Jon Bjarki Bentsson, the lender’s chief economist, said in a report on Tuesday that export earnings of the North Atlantic species might turn out as high as 70 billion kronur ($546 million) in the coming season, or at least triple this year’s tally. He raised his growth forecast for 2022 to 4.4%, from 3.6%.
The improved outlook illustrates the backdrop for the island nation’s central bank, which will probably raise its interest rate on Wednesday to keep inflation and house prices in check after this year becoming the first monetary authority in the advanced world to do so since the pandemic struck.

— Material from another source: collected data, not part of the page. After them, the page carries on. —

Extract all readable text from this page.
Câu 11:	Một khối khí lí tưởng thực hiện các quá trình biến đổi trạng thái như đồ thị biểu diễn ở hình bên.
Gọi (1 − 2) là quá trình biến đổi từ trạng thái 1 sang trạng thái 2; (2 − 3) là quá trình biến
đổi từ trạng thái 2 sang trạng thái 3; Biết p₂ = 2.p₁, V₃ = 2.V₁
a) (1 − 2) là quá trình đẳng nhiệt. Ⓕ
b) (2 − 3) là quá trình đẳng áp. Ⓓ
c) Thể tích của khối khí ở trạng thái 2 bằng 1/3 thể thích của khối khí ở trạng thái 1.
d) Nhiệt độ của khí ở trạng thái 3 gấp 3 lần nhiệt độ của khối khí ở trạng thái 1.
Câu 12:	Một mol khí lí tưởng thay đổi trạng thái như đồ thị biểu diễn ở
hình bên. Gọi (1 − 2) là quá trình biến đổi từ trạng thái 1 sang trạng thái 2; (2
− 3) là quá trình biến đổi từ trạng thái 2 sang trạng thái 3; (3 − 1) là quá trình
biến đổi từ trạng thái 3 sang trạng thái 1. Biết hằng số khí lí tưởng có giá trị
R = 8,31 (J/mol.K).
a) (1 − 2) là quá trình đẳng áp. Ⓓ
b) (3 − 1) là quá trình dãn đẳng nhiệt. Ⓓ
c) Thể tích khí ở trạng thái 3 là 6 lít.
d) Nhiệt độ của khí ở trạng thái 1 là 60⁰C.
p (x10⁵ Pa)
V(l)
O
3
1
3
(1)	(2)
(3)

Capelin are small fish often consumed as a delicacy with a taste resembling herring, or else mixed with wasabi. Alternatively they are used for animal feed. Iceland’s Marine and Freshwater Research Institute last week released advice suggesting an impending catch of more than seven times the size of the past season’s tally.
“We foresee considerably more export earnings and growth next year than previously expected,” Finance Minister Bjarni Benediktsson told local paper Mbl on Friday. “The likelihood has increased that we can grow faster out of the covid crisis.”